Bu macera belki çok daha önce başlamış olabilir, fakat yatı alırken bir yıl olmasını planladığı refit süreci Florida merkezli Rybovich’te tam iki buçuk yılda gerçekleşti. “Tam anlamıyla yeni bir megayat geliştirdik. Bu kadar çabanın yarısıyla yeni bir yat bile inşa ederdik. Ancak işe bir kez koyuldunuz mu durdurmak mümkün olmuyor.”
Yatın ilk tasarımcısı Vripack’i arayarak projede tekrar yer almasını istemiş. İç tasarımcı olarak ise Vincent Van Duysen ile anlaşılmış ki, bu megayat tasarımcının ilk süperyat çalışması olarak biliniyor. “Tüm evlerimi Van Duysen tasarladı,” diyor teknenin sahibi. “Aynı ahşapları, benzer tonları kullandı. Eğer evimizden doğruca tekneye geçiyor olsaydınız, her ikisinin de aynı hissi verdiğini rahatlıkla söylerdiniz. Lüks detaylara yer vermeyi denediysek de bunu yaparken rahatsız alanlar yaratmaktan özenle kaçındık. Yatın salonundaki oturma alanları su geçirmez, bu nedenle denizden hemen çıkıp içeri gidebilir ve uzanabilirsiniz. Kimse de bunu yaptığınız için sinir krizleri geçirmez. Bu yattaki yaşama farklı bir bakış açısı sunuyor.” Tüm bu çalışmalarımızın sonucu süper temiz bir megayat oldu. “Yeni tasarım konforlu ve samimi bir iç yerleşime sahip. Yedi denizdeki farklı maceralar için ideal,” diyor Van Duysen. “Her mevsimde ve dünyanın farklı yerlerinde yaşamaya müsait mekanlar.”
Megayatın tüm yaşam alanlarında uyum yakalamak adına tonlar ve materyallerde belli bir sınırlama yapılmış. Van Duysen bunun “zamansız” bir atmosfer yakalamak ve ev hissini vermek amaçlı olduğunu söylüyor. Salonların duvar ve tavanlarında beyazlatılmış Avrupa meşesi kullanılırken, kamaralarda cilalı paneller tercih edilmiş. Banyolarda Carrara mermeri ile fırçalanmış paslanmaz çelik öne çıkıyor. Yatak başları, koltuklar ve sandalyeler doğal deri ile kaplı. Kumaş olarak pamuklu ürünler ile Belçika’dan getirtilen kumaşlar bulunuyor.
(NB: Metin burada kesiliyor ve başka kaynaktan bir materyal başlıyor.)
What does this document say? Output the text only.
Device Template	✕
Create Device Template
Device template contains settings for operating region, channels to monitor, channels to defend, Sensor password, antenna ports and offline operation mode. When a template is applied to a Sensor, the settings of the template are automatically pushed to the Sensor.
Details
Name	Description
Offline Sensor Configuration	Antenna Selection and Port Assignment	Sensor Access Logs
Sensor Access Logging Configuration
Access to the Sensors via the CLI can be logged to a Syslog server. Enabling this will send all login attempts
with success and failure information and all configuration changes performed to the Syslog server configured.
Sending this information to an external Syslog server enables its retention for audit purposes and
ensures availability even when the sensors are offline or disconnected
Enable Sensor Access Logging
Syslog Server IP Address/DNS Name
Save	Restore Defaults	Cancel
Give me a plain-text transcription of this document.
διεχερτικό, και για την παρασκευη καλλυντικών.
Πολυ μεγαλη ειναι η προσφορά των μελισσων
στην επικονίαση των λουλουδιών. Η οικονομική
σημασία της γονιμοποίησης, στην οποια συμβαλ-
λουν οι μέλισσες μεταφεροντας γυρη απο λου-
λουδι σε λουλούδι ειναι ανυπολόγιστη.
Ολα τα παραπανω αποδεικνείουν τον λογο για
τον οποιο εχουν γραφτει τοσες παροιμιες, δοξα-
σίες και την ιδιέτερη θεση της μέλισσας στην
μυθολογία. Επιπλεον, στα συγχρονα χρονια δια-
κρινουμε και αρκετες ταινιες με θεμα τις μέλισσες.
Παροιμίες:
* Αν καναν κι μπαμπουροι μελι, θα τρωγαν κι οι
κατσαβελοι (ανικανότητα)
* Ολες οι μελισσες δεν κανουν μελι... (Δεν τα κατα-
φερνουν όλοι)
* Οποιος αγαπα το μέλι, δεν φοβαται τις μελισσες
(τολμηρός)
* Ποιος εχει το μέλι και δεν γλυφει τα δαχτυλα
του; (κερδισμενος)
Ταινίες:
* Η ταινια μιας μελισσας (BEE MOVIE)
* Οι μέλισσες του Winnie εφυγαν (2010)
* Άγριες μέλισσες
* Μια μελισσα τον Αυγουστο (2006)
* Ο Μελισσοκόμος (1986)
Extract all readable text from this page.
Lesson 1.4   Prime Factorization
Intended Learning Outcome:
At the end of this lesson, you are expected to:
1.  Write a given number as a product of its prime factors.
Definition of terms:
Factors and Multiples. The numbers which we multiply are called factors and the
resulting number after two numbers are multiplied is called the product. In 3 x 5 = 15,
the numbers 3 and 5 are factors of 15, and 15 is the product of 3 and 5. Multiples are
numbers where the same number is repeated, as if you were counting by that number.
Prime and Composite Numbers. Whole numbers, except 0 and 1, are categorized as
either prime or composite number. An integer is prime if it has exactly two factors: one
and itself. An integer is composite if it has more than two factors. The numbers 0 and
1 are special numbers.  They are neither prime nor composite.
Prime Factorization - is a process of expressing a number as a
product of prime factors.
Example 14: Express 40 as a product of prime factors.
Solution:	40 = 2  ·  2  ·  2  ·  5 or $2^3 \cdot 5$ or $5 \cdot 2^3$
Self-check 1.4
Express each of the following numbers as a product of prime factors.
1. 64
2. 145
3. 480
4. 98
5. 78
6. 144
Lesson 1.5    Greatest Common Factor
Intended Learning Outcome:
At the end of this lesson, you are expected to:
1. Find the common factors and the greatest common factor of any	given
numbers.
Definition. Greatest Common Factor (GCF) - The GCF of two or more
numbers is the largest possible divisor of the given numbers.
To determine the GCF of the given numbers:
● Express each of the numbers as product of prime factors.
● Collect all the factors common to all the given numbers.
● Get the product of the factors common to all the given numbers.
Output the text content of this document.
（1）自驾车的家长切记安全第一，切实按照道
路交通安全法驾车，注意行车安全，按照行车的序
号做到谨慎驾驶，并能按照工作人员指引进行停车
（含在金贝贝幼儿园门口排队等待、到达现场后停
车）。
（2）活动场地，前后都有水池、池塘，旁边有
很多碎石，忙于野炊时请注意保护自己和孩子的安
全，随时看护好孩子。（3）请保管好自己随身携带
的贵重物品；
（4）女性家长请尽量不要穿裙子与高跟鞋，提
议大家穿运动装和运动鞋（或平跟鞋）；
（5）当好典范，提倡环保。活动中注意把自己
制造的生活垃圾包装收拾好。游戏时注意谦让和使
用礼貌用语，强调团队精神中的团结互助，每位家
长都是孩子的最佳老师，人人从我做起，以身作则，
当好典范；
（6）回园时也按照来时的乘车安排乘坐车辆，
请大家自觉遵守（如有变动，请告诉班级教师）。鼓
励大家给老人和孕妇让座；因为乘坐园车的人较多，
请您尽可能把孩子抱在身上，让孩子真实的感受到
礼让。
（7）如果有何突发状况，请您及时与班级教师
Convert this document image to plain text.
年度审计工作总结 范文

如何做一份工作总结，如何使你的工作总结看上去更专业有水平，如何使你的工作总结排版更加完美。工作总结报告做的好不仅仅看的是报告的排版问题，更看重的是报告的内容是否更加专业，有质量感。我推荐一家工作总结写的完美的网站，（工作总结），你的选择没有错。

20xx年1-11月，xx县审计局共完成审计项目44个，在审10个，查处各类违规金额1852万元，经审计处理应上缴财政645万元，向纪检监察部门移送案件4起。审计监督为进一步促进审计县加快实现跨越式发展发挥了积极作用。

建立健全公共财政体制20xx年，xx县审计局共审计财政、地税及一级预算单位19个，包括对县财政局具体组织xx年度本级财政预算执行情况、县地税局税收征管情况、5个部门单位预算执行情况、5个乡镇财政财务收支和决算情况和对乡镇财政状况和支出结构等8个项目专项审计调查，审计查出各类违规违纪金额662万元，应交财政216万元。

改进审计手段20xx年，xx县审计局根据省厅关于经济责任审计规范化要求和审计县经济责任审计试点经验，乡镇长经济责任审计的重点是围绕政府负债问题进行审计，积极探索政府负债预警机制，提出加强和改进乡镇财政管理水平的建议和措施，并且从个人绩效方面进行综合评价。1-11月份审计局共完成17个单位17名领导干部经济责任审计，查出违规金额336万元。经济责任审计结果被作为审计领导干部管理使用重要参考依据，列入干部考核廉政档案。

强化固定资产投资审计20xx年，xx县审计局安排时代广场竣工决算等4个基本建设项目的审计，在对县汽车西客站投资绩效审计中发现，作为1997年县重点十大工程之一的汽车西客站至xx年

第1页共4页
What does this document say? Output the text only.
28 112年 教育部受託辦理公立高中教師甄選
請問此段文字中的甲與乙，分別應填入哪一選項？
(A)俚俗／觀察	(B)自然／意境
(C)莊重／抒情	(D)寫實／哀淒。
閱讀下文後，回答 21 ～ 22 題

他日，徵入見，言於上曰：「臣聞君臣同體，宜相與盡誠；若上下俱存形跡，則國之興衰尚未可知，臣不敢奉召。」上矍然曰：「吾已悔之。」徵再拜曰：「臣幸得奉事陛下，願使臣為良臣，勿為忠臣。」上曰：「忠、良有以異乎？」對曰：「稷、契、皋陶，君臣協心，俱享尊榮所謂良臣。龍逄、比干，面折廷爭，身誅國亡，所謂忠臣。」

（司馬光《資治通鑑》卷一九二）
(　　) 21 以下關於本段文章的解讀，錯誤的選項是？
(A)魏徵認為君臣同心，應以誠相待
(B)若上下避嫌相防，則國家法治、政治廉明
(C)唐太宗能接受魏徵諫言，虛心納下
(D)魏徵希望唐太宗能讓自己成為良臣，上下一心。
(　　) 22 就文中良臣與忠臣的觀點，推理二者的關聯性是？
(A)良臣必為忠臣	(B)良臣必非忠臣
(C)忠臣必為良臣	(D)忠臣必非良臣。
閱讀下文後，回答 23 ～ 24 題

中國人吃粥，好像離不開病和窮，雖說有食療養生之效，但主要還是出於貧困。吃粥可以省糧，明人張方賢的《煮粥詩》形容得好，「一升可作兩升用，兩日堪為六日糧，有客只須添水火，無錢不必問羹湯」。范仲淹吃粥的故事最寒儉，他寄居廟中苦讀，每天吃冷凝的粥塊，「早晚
Üst salondaki çıkıntılı paneller vurguyu artırmak için kullanılmış. “Buradaki dinlenme alanında eşsiz bir atmosfer yaratmak istedik ki, hem dinlenme hem de spor amaçlı kullanıldığı için farklı keyiflere de hitap ediyor. Hem konforlu hem de davetkar. Aynı zamanda maskülen ve sportif olarak da tanımlamak mümkün,” diyor tasarımcısı. “Tüm amaç halat görünümünü sert zeminlerde de elde edebilmek ve yeniden yorumlayabilmekti.”
Megayatın öne çıkan detaylarından birivde aydınlatması olsa gerek. Özellikle de iç ve dış yaşam alanlarındaki yemek bölümlerinde masaların üzerinde Lübnanlı firma PSLab tasarımı büyük, cam sarkık lambalar tercih edilmiş. “Bu yaşam alanlarını olabildiğince sıcak bir görünüme bürümek istedik,” diyor Van Duysen. Tekne sahibi iç yerleşimi istediği gibi şekillendirirken tasarımcıyla birlikte hareket etmiş. Örneğin yatın üst güvertesinin kıç tarafına doğru konumlandırılan VIP kamaralar gitmiş, yerine rahat dinlenme alanları ile spor mekanı gelmiş. Ana güvertedenin iç yaşam mahallindeki yemek masası daha samimi bir yemek alanı ile değiştirilmiş. Çocukların kamarası ile mütevazı bir konuk kamarası da ana ve üst güverteye konumlandırılmış.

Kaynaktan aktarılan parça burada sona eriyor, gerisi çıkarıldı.